Ia menilai bahwa dinamika yang muncul dari peristiwa tersebut bukan hanya soal hukuman terhadap pelanggaran disiplin, melainkan juga memperlihatkan potret carut-marutnya sistem pendidikan nasional. Menurutnya, publikasi yang masif di media sosial dan respon emosional dari berbagai pihak menunjukkan bahwa dunia pendidikan kini berada dalam kondisi yang memprihatinkan.
“Secara umum dunia pendidikan tercoreng bahkan ‘terpasung’ setelah melihat kepsek yang dipermasalahkan dan ada ‘mogok belajar’ kolektif sebagai bentuk solidaritas teman, terlepas benar atau salah,” ungkapnya.
Ia menambahkan bahwa kejadian tersebut mengindikasikan adanya krisis nilai dan disharmoni antara tiga pilar utama pendidikan di Indonesia. Program tripusat pendidikan, yakni sinergi antara sekolah, keluarga, dan masyarakat, yang selama ini diagungkan ternyata belum mampu diwujudkan secara nyata dalam praktik.
“Hal ini mengindikasikan lemah arah filosofis sistem pendidikan kita, yang mengusung program tripusat pendidikan; sinergi sekolah, keluarga, dan masyarakat,” ujar Nanang.
Menurutnya, semangat kolaborasi yang diharapkan dari tiga pihak itu justru sering berbalik menjadi sumber ketegangan. Di lapangan, sekolah kerap menghadapi tekanan dari masyarakat maupun orang tua murid ketika menerapkan tindakan disiplin. Akibatnya, lembaga pendidikan kehilangan wibawa dan kesulitan menjalankan fungsi pembinaan karakter sebagaimana mestinya.
“Di lapangan, yang terjadi justru sebaliknya antar pihak saling mengincar dan mengintimidasi, sehingga bukannya sinergi tapi silih berganti untuk mencari kesalahan terhadap proses pendidikan anak bangsa yang dilakukan di sekolah,” katanya.

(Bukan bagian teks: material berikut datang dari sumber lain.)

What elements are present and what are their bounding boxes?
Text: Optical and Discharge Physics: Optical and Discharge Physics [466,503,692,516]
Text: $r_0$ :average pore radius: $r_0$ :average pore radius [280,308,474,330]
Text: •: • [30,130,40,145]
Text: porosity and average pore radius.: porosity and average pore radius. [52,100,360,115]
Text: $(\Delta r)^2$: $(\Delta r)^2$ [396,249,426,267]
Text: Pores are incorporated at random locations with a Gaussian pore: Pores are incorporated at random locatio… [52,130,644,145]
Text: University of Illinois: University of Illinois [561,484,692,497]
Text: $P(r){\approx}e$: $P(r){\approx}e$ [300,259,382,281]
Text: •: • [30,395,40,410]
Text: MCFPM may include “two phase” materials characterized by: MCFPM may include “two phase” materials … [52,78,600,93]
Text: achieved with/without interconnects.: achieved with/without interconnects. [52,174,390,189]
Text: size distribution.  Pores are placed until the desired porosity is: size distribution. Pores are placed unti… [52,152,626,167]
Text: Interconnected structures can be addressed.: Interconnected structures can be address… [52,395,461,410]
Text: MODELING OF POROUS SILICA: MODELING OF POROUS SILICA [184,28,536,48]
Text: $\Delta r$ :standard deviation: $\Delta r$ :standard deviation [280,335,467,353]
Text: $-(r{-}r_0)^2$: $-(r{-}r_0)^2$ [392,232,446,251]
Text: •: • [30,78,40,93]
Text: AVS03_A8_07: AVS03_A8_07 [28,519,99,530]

Nanang menjelaskan bahwa dalam kasus pelanggaran seperti merokok di kalangan pelajar, penegakan disiplin memang penting, namun tidak boleh berhenti pada tindakan hukuman semata. Ia menegaskan bahwa pendekatan pendidikan seharusnya menyentuh akar persoalan perilaku siswa, bukan hanya gejalanya.
“Anak yang dihukum karena merokok dengan memberikan hukuman saja tidak cukup,” tegasnya.

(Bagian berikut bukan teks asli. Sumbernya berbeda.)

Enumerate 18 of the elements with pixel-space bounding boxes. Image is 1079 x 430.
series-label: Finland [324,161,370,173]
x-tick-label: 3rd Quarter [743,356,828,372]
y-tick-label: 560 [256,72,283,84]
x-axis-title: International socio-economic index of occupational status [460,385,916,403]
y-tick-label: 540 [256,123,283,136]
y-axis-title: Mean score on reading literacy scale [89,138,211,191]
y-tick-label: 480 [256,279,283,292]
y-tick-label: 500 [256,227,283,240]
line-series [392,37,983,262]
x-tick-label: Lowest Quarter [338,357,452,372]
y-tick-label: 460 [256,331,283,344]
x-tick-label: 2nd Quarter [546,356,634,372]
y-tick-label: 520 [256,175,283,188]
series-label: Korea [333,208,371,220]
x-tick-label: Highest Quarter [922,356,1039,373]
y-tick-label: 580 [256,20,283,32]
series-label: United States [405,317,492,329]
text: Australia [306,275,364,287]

Ia mencontohkan, jika hukuman diberikan tanpa memahami konteks dan penyebab perilaku menyimpang, maka upaya tersebut tidak akan membuahkan hasil jangka panjang. Pendekatan semacam itu hanya bersifat reaktif, bukan edukatif.

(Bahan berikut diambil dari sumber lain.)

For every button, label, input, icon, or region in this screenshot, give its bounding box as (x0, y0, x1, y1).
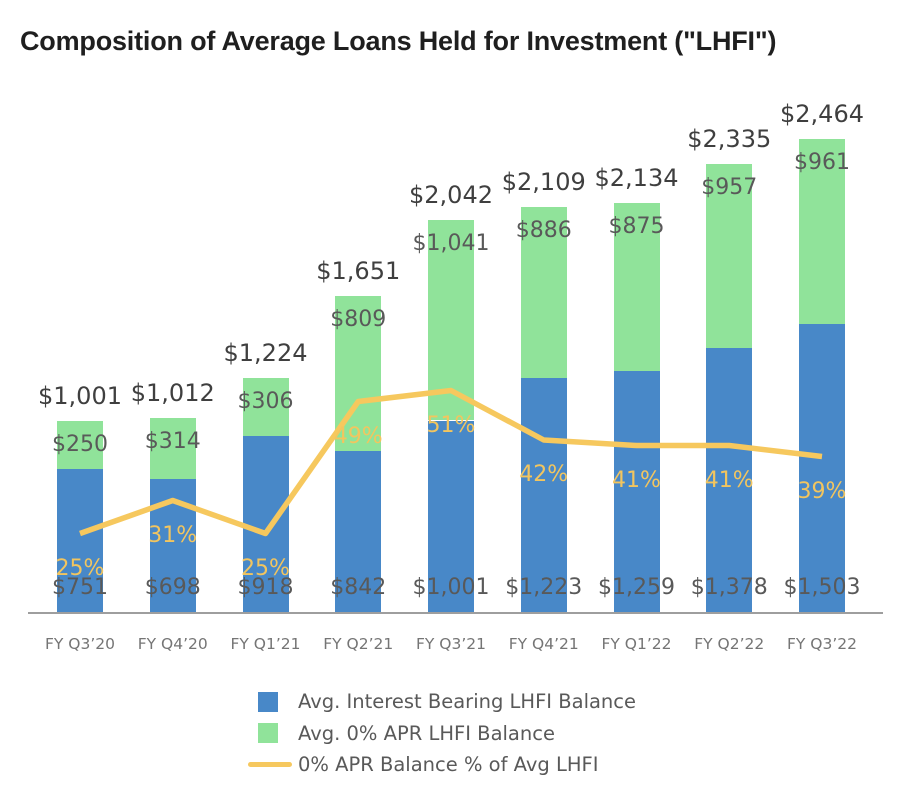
legend-label: 0% APR Balance % of Avg LHFI (298, 753, 599, 777)
apr-percent-label: 51% (426, 412, 476, 438)
x-axis-category-label: FY Q3’20 (44, 635, 116, 653)
apr-percent-label: 39% (797, 478, 847, 504)
bar-segment-zero-apr (799, 139, 845, 324)
legend-label: Avg. 0% APR LHFI Balance (298, 721, 555, 745)
interest-bearing-value-label: $698 (144, 575, 201, 600)
x-axis-line (28, 612, 883, 614)
interest-bearing-value-label: $1,001 (412, 575, 490, 600)
interest-bearing-value-label: $1,259 (598, 575, 675, 600)
chart-title: Composition of Average Loans Held for In… (20, 26, 777, 56)
bar-total-label: $2,335 (687, 124, 772, 153)
bar-segment-zero-apr (706, 163, 753, 348)
legend-item-zero-apr: Avg. 0% APR LHFI Balance (248, 718, 636, 750)
interest-bearing-value-label: $1,378 (690, 575, 768, 600)
interest-bearing-value-label: $1,503 (783, 575, 861, 600)
x-axis-category-label: FY Q3’22 (786, 635, 858, 653)
legend: Avg. Interest Bearing LHFI Balance Avg. … (248, 686, 636, 781)
apr-percent-label: 25% (55, 555, 105, 581)
bar-total-label: $2,109 (501, 168, 586, 197)
legend-item-apr-line: 0% APR Balance % of Avg LHFI (248, 749, 636, 781)
bar-total-label: $1,224 (223, 338, 308, 367)
apr-percent-label: 25% (241, 555, 290, 581)
bar-segment-zero-apr (613, 202, 660, 371)
x-axis-category-label: FY Q4’20 (137, 635, 208, 653)
bar-total-label: $1,651 (316, 256, 401, 285)
legend-label: Avg. Interest Bearing LHFI Balance (298, 690, 637, 714)
bar-total-label: $2,042 (409, 181, 493, 210)
interest-bearing-value-label: $918 (237, 575, 294, 600)
zero-apr-value-label: $886 (515, 218, 572, 244)
x-axis-category-label: FY Q2’22 (694, 635, 765, 653)
zero-apr-value-label: $957 (701, 174, 758, 200)
legend-square-swatch-icon (258, 691, 278, 712)
interest-bearing-value-label: $751 (52, 575, 108, 600)
interest-bearing-value-label: $1,223 (505, 575, 583, 600)
x-axis-category-label: FY Q3’21 (415, 635, 487, 653)
zero-apr-value-label: $306 (237, 388, 294, 414)
legend-square-swatch-icon (258, 723, 278, 744)
bar-segment-zero-apr (520, 207, 567, 378)
apr-percent-label: 31% (148, 522, 198, 548)
bar-total-label: $2,464 (780, 100, 864, 129)
zero-apr-value-label: $1,041 (412, 231, 490, 257)
interest-bearing-value-label: $842 (330, 575, 387, 600)
x-axis-category-label: FY Q2’21 (323, 635, 394, 653)
zero-apr-value-label: $809 (330, 306, 387, 332)
zero-apr-value-label: $314 (144, 429, 201, 455)
zero-apr-value-label: $961 (794, 150, 850, 176)
legend-item-interest-bearing: Avg. Interest Bearing LHFI Balance (248, 686, 636, 718)
x-axis-category-label: FY Q4’21 (508, 635, 579, 653)
zero-apr-value-label: $875 (608, 213, 665, 239)
x-axis-category-label: FY Q1’22 (601, 635, 672, 653)
bar-total-label: $2,134 (594, 163, 679, 192)
legend-line-swatch-icon (248, 762, 292, 768)
bar-segment-zero-apr (428, 220, 474, 421)
x-axis-category-label: FY Q1’21 (230, 635, 301, 653)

“Menghukum tanpa memahami akar masalahnya ibarat memangkas rumput liar tanpa mencabut akarnya. Ia akan tumbuh kembali, bahkan mungkin lebih kuat,” jelasnya.
Menurut Nanang, problem utama pendidikan di Indonesia saat ini terletak pada kurangnya perhatian terhadap pembangunan kesadaran anak didik. Sekolah cenderung fokus pada capaian akademik dan pengendalian perilaku, namun abai terhadap pembentukan kesadaran diri dan nilai-nilai moral.
“Ada problem utama yang belum tersentuh dalam dunia pendidikan saat ini, yaitu membangun kesadaran anak didik,” ujarnya.
Ia menyebutkan bahwa pendekatan deep learning dalam pendidikan sebenarnya sudah mengarah pada upaya membentuk kesadaran peserta didik. Namun, pendekatan tersebut kerap berhenti di tataran teknis dan belum menyentuh dimensi filosofis yang lebih mendalam.
“Dengan pendekatan deep learning, memang sudah ada salah satu poin penting untuk membangun kesadaran, semoga tidak sekedar di tataran permukaan,” tutur Nanang.
Dalam pandangan Nanang, kesadaran yang kokoh hanya bisa dibangun di atas landasan nilai dan keyakinan yang benar. Ia menegaskan bahwa pendidikan yang berorientasi pada nilai spiritual dan moral akan melahirkan anak didik yang memiliki integritas serta daya tahan terhadap pengaruh negatif lingkungan.
“Faktor utama dalam membangun kesadaran itu berangkat dari nilai-nilai dasar atau filosofi yang dianut, diistilahkan dengan kepercayaan atau keyakinan. Pendidikan Islam yang integral hadir untuk menjawab persoalan ini,” pungkasnya.
Nanang Nurpatria menegaskan pentingnya reposisi paradigma pendidikan di Indonesia. Ia menilai bahwa peran sekolah sebagai tempat pembentukan karakter harus didukung sepenuhnya oleh keluarga dan masyarakat, bukan justru dipersalahkan ketika menerapkan prinsip disiplin.
“Krisis pendidikan yang tampak di permukaan sesungguhnya berakar pada hilangnya nilai filosofis dan keimanan sebagai fondasi utama pendidikan bangsa,” tegasnya menandaskan.